Rumours in the island's tourism industry earlier this year suggested that one of the major UK tour operators was considering pulling Malta out of their holiday brochures, which could have led to others taking the same action, but so far these rumours have not become reality. If they were to it would have a major impact on Malta's economy.
Unemployment is running at over 8 per cent in Malta, and tourism is a major industry and employer.
The Malta hotel industry was particularly badly affected by the drop of visitors for January to June, with a near three per cent drop compared to 2006.

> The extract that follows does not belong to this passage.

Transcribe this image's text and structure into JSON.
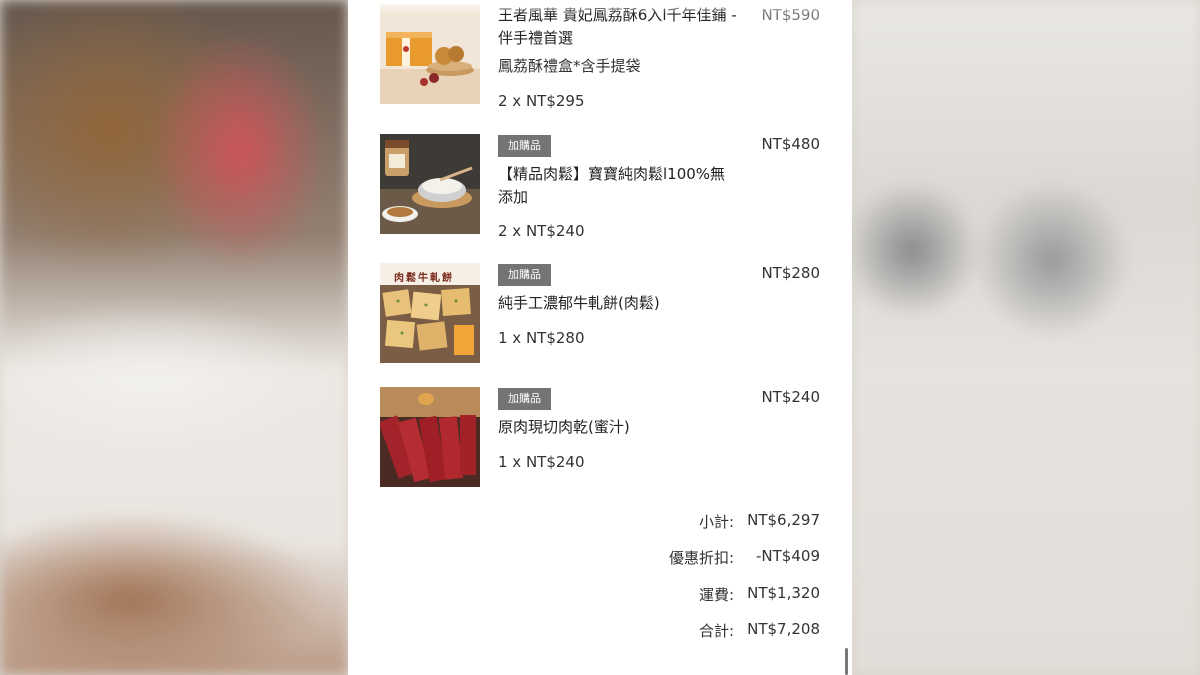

The Malta travel guide also commented on the delay in the introduction of low cost airlines to Malta and the possibility from that of an increase in tourist numbers.
With worrying signs that the number of tourists for the whole of 2006 visiting Malta could be similar, or perhaps even down from 2005, the opportunity for the island to have low cost flights operating from the UK appears to have slipped by for the all important summer season.
The island's official airline, Air Malta, reported a drop of over two per cent in the number of passengers it carried in the year from March 2005 to March 2006.
The hope among hoteliers and others involved in Malta's tourist trade is that at least one of the low cost airlines will start operating from the UK and perhaps other parts of Europe in the near future to boost visitor numbers.
'With the holiday market vital to the Malta economy,' comment the guide, 'potentially millions in lost revenue will be lost this year because of delays in agreeing to allow the low cost airlines to fly into Malta. In today's world Malta has to compete with new destinations in Europe as well as Spain and her islands. Cheap Malta flights aren't in themselves enough to sustain tourism at reasonable levels anymore, although this will be welcome, but the trick of sustained tourism is to have repeat business, and unless Malta attracts new first time visitors then repeat business is an impossibility'.